His job was to make both free throws, which would force Western Carolina to make a 3-pointer just to tie the game and send it to overtime.
“While I was standing on the line, I had to focus hard and block out all the noise around me,” the former Walton and Wheeler standout said. “I just let (the shots) go and said ‘Please go in.’”
Both free throws found the bottom of the net. Western Carolina’s desperation 3-point attempt did not.
The Terriers won 56-53 to claim the Southern Conference title and Cochran was named the tournament’s Most Outstanding Player. But the most important thing is Wofford won the conference’s automatic bid into this week’s NCAA tournament.
The Terriers (20-12), which will be making their third tournament appearance in the last five years, is the No. 15 seed in the Midwest region and will open against No. 2 seed Michigan on Thursday in Milwaukee.
But Cochran and his teammates still have other goals to reach.
“We’re going to go back to the basics,” Cochran said. “We can’t be just happy to be here. We’re going to prepare and scout opponents and we plan to come into this tournament and make some noise.”

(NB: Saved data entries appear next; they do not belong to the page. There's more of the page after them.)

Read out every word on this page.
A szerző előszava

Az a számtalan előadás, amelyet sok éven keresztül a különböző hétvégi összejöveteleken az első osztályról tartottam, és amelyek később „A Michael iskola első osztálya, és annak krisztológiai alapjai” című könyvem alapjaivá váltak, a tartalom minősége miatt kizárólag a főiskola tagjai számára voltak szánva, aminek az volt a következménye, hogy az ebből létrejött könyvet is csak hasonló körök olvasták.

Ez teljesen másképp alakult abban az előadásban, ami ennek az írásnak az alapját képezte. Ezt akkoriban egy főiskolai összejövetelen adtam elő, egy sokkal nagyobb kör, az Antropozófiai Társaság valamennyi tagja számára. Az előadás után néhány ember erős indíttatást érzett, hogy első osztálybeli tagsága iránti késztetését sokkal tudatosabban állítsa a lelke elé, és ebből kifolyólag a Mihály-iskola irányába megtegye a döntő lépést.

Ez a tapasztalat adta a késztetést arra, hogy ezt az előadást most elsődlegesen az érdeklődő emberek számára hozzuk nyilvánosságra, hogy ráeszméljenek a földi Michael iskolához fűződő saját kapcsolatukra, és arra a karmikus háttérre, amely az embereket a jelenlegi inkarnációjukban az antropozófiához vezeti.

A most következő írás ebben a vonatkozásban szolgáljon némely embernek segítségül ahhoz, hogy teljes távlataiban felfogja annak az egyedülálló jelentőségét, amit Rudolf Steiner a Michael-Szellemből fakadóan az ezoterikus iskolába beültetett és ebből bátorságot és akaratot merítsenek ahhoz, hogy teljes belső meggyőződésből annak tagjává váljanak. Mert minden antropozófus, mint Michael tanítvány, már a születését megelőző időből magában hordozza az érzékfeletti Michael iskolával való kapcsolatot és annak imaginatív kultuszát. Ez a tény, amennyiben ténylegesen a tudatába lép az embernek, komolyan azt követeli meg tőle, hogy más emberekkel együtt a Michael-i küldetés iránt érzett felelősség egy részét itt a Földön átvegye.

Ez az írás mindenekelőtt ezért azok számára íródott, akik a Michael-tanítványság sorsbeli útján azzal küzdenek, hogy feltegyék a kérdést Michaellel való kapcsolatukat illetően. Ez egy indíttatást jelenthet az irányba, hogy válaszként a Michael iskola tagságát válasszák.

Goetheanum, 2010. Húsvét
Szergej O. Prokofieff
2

That’s exactly what he did in the conference tournament.
Wofford entered the tournament as the No. 3 seed and Cochran was averaging 15.7 points, five rebounds and three assists for the season. He proceeded to average 20 points and six rebounds in wins over Citadel, Georgia Southern and Western Carolina. He saved his best game for last when he put up 23 points, five rebounds, four assists and four steals against the Catamounts.
“It was exciting to get a personal award, but I’m more excited about punching our ticket into the dance,” Cochran said. “That’s what we’re really here for.
“(Winning Southern Conference) was pure excitement and pure elation. When that buzzer goes off and you’re the conference champs, there was nothing but excitement.”
Over the last few seasons, Cochran has done a lot of growing and maturing to become the player he is now.
It wasn’t long ago when he was a freshman on an upper classmen-laden squad. He had to learn then that there was more to basketball than shooting jump shots.
That’s what Cochran was primarily known for during his senior year with the Raiders.
He averaged 19.4 points during his only season with Walton in 2011, after playing his first three high school seasons at Wheeler where he helped the Wildcats win a state title in 2009.
Cochran made his college debut his freshman year when Wofford opened at Georgia.
Before stepping on the floor, he said Wofford coach Mike Young pulled him aside and stated that “you’re not a freshman anymore.”
The college game played at a different speed than Cochran was used to, but he said what his coach was trying to tell him is he needed to play like a complete player — not just a shooter — from the start. That first game Cochran scored only four points, but he had four assists and six rebounds, a sign that he could be more than just a scorer.
“With me, he used to shoot 1,000 shots in the morning,” Walton coach Joe Goydish said. “Now he’s found a way to be involved in all parts of the game and he still plays as hard as he played before.”